Sagarika talks about her music, inspiration and more

She began her career when a new genre of Indian non-film music called IndiPop was just taking root, and artistes such as Alisha Chinai, Suchitra Krishnamoorthy, Mehnaaz and Anaida came to the forefront. Hardcore music fans will remember her collaborating with her brother Shaan, and a bunch of other teenage wannabe singers in a medley remix album called Q-Funk (short for Qawwali Funk).

IndiPop's first (and the last-heard, perhaps) brother-sister duo of Shaan and Sagarika made waves with an album called Naujawan, after which Shaan went on to release his solo albums such as Loveology, before plunging into Bollywood with songs such as "Musu Musu." Sagarika, in the meantime, released Maa, which was dedicated to her mother, and though the album did not rake in the moolah, it still remains one of the most sensitive (and sentimental) music albums the country has ever heard. Collaborations with World Music maestro Talvin Singh and a well-known British music producer ensured that she was still in the limelight, just as critics attempted to write her off.

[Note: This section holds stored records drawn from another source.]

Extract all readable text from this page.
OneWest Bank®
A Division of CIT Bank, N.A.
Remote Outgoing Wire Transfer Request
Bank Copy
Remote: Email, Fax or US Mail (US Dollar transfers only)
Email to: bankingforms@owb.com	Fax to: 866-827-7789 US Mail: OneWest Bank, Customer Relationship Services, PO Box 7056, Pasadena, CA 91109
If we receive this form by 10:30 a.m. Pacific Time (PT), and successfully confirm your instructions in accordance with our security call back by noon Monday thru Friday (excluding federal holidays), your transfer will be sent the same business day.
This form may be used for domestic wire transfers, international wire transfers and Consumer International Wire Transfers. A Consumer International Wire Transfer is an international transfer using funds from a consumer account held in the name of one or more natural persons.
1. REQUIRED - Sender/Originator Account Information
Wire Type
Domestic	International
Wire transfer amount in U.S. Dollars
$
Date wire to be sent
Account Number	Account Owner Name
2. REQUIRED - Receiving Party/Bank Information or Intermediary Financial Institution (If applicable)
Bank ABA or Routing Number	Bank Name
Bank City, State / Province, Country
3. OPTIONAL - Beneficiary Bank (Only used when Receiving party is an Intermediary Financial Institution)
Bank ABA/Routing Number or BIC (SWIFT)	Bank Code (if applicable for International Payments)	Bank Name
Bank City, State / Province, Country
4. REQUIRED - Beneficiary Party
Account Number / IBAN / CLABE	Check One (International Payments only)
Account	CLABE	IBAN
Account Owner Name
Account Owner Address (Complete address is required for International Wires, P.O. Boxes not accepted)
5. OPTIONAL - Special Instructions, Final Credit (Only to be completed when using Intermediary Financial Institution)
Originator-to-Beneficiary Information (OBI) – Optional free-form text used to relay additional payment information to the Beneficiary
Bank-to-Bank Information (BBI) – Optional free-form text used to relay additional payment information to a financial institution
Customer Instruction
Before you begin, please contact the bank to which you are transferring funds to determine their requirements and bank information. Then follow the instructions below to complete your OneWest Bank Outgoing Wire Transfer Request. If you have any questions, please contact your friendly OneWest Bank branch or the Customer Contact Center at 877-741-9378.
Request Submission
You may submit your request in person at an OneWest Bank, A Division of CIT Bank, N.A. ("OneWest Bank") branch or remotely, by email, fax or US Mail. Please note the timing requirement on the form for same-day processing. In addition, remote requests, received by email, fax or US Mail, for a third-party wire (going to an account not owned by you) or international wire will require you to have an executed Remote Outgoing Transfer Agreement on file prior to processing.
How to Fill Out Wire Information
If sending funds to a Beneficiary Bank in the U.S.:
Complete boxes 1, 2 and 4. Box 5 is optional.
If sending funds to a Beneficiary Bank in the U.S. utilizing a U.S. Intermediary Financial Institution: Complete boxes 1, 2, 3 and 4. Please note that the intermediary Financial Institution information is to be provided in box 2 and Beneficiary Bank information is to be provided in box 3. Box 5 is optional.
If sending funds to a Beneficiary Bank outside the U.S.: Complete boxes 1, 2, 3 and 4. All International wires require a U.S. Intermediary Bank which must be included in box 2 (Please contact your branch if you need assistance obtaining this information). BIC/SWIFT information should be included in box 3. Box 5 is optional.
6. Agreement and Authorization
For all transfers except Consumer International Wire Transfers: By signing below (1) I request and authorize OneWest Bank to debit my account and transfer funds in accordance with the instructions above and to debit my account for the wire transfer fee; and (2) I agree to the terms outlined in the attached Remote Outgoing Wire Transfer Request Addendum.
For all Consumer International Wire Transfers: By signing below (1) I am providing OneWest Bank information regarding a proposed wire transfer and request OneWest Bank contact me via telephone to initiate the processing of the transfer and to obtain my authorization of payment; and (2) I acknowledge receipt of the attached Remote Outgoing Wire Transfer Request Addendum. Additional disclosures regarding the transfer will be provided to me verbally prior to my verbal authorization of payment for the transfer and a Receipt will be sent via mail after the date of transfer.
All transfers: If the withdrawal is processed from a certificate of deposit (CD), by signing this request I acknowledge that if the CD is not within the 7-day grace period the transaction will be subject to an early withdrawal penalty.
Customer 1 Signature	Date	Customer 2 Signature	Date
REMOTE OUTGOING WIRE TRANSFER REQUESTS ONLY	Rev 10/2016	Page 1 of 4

A bad relationship, followed by the opening of a restaurant named Olive Bar and Kitchen, kept her busy for three years, before she decided to get back to music. "I took a voluntary break from the monotony of life. A sense of mundaneness came over me, and that was when I decided to follow my dream of opening a restaurant," says Sagarika. Her new album, It's All About Love, has just hit the stores. The video, directed by Aditya Bhattacharya, for the first single titled "Bye Bye Baby," is already on air across the music channels. Sagarika explains the songs in the album: "They are sensitive and emotional. I was in such a state of mind, going through an unhappy phase in a relationship, when I was intensely inspired my music. All the tracks are essentially love songs, which reflect my thoughts on the different facets of loveWhile one song tells a story of a boy and a girl who see the whole world in each others' eyes, another song expresses the feelings of a couple who are away from each other, and miss each other during their most simple and routine moments of life, like looking at the mirror together when they are brushing their teeth, and cleaning the dinner table together." Sagarika, who rates this album higher than Maa, enables you to move away from the mediocrity of life. Each songs tugs at your heartstrings, reminding you of that first boy who held your hand and that genuine smile.